In New Hampshire, I had the chance to question Bradley on U.S. policy towards
Iraq. This disastrous policy has resulted in the expulsion of the U.S.
spy-ridden weapons inspection team, and economic sanctions, through lack
of nutrition, medical supplies, and civilian infrastructure, have killed
over 500,000 Iraqi children, according to the United Nations. Bradley refused
to answer my question about Iraq. He has said elsewhere, however, that
“It is vital to ensue [sic] that the control regime that is in place, whether
sanctions, inspections, or some new mix, is effective and enjoys widespread
support” (Iowa STAR PAC questionnaire).



On many other foreign policy issues, we see a Bradley policy in lock-step
with the Reagan/Bush/Clinton administrations. Bradley was a big supporter
of the murderous Contra groups in Central America (CounterPunch). Bradley
believes that “normal U.S.-Cuban relations will not be possible” without
a change in the Cuban regime and supports “measures to keep pressure on
Castro.” He also promises to maintain American empire-building through
a “robust military presence” in Europe and in many other parts of the globe,
a strong NATO, and government subsidized weapons sales to foreign nations
as “essential elements of U.S. national security policy” (Iowa STAR PAC
questionnaire). Bradley’s ideas sound like a Reagan foreign policy speech
and not like a candidate who recognizes the enormous opportunities for
de-militarization and international cooperation afforded by the end of
the Cold War.



So how has Bradley won the support of many progressives, from Minnesota
Senator Paul Wellstone to the editor of The Nation, from Friends of the
Earth to Cornell West? Bradley is seen by many as a candidate that progressives
don’t have to be embarrassed to vote for.
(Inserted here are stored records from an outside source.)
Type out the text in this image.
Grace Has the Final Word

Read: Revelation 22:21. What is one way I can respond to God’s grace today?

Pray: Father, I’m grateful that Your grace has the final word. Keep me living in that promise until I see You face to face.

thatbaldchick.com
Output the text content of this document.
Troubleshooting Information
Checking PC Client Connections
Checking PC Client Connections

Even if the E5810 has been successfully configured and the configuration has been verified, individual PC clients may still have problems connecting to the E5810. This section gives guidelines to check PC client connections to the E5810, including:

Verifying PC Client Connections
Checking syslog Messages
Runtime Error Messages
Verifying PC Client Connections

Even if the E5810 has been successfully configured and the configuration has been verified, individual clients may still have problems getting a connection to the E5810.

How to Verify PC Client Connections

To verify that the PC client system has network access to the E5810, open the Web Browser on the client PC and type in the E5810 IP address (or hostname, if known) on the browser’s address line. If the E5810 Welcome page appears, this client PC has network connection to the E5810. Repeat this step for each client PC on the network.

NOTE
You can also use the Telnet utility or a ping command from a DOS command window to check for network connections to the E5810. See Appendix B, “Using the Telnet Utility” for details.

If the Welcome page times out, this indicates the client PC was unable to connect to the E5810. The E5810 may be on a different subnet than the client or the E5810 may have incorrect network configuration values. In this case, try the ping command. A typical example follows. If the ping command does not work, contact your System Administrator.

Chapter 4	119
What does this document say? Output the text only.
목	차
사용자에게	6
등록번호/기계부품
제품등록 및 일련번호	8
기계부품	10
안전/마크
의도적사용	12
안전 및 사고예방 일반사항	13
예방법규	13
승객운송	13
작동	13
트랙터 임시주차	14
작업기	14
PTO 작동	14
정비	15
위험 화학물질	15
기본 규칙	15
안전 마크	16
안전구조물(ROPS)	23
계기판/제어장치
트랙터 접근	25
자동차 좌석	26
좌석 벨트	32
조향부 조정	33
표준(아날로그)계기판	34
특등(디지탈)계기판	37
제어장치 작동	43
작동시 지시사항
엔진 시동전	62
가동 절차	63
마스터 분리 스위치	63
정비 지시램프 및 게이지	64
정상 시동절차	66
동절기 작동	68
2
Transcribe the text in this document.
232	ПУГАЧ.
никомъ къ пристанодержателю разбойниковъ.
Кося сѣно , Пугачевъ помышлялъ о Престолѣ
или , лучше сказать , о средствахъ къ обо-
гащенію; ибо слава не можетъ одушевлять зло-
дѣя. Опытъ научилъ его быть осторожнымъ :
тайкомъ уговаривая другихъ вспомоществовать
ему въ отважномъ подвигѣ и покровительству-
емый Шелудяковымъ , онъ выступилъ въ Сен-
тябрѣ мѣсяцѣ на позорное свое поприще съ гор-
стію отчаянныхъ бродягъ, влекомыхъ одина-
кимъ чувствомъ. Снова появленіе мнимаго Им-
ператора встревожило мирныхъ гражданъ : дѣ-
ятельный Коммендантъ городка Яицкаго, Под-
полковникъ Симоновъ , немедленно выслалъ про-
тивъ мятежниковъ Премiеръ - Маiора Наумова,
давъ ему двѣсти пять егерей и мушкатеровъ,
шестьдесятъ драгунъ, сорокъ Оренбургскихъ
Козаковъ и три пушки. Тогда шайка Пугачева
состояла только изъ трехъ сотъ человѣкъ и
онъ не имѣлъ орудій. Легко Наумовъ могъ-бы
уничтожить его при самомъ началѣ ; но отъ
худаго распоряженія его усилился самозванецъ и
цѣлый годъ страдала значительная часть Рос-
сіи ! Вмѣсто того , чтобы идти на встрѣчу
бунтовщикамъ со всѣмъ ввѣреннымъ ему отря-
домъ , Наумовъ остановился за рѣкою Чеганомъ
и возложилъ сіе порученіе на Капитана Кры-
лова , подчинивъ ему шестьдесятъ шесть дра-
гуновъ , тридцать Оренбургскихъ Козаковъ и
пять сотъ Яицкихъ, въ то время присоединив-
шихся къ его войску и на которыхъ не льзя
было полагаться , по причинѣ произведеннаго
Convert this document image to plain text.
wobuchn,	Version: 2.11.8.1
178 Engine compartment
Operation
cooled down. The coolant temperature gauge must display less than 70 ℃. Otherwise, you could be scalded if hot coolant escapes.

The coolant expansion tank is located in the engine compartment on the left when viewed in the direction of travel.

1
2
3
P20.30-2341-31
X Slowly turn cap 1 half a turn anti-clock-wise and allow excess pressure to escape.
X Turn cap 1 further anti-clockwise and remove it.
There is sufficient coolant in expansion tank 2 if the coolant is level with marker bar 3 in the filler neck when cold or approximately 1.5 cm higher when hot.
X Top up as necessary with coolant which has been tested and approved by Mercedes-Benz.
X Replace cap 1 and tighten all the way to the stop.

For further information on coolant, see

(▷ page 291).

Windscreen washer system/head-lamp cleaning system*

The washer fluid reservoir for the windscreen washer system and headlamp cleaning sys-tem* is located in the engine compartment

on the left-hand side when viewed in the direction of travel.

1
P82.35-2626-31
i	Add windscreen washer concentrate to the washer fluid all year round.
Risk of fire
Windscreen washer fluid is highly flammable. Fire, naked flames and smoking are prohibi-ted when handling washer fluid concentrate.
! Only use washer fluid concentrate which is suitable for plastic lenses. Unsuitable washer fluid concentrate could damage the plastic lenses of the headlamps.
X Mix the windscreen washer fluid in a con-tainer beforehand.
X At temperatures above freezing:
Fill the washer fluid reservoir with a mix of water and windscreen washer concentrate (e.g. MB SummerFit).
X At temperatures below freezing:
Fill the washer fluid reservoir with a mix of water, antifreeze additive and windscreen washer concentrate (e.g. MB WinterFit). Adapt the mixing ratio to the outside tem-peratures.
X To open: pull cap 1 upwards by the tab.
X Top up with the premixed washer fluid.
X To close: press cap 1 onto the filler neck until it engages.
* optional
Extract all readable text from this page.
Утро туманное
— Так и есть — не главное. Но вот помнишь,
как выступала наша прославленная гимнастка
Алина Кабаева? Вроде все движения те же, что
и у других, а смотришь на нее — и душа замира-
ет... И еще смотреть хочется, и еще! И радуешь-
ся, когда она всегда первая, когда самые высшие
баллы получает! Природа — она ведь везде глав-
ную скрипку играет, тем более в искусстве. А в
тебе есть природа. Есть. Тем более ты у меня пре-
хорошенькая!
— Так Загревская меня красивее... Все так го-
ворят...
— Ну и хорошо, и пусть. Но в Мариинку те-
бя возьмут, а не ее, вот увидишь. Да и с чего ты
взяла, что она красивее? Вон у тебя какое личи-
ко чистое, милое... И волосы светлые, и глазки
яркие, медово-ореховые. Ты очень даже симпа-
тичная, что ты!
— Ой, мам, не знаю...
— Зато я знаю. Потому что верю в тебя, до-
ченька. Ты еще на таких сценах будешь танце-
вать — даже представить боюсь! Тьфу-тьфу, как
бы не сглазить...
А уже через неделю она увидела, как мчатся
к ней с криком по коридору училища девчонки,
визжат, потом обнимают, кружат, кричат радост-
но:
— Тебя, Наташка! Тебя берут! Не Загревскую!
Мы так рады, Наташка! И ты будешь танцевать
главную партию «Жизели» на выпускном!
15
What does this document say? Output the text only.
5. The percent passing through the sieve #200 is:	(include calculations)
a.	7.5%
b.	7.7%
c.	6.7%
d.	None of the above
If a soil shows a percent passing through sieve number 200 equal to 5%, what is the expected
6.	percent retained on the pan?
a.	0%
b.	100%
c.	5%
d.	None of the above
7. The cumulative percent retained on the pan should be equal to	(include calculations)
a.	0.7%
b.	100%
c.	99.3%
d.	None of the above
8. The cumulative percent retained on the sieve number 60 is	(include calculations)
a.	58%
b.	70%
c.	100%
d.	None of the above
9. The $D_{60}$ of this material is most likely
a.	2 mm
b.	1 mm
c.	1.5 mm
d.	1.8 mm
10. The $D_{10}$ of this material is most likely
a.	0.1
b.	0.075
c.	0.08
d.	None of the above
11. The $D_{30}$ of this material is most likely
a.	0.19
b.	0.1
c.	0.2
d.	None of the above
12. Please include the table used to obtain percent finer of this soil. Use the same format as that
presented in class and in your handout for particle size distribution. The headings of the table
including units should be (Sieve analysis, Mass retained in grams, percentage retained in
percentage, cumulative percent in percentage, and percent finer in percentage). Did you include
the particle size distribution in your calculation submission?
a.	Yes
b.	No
This is hard to explain, because
even the mainstream press has acknowledged that Bradley’s and Gore’s platforms
are remarkably similar. Maybe pro-Bradley sentiment results from the same
fever that infected and co-opted many progressives in 1992, the idea that
a centrist establishment politician would somehow become a fighter for
progressive causes if we let him run the White House.



Rather than sell out, once again, for the lesser of two evils, progressives
must support candidates they truly believe in. One can endorse nobody or
vote for None of the Above. A None of the Above majority would compel all
candidates on the ballot to be thrown off and a new election held.



The consequences of breaking with Democratic presidential candidates are
not small, but consider exactly what endorsing Clinton has won for progressives.
Of course, many are afraid that not supporting Democrats will mar them
with the label of having helped George W. Bush win. But I’d be more worried
about the stigma of supporting a continuance of Clinton’s eight years of
welfare repeal, massive increases in Pentagon spending, bombing of Sudanese
pharmaceutical plants, the creation of the WTO, and on and on.



Progressives must stop wandering in the wilderness of Wall Street Democrats
and recognize that they are in a long-term struggle for social, economic,
and environmental justice. This will not be won in the next election, or
probably in the next three or four elections, but the sooner they support
progressive candidates, the sooner they’ll get there.
                   Z






Martin Thomas is co-author of the
Green Guide to Cars and Trucks and on
the steering committee of the DC Statehood Green Party.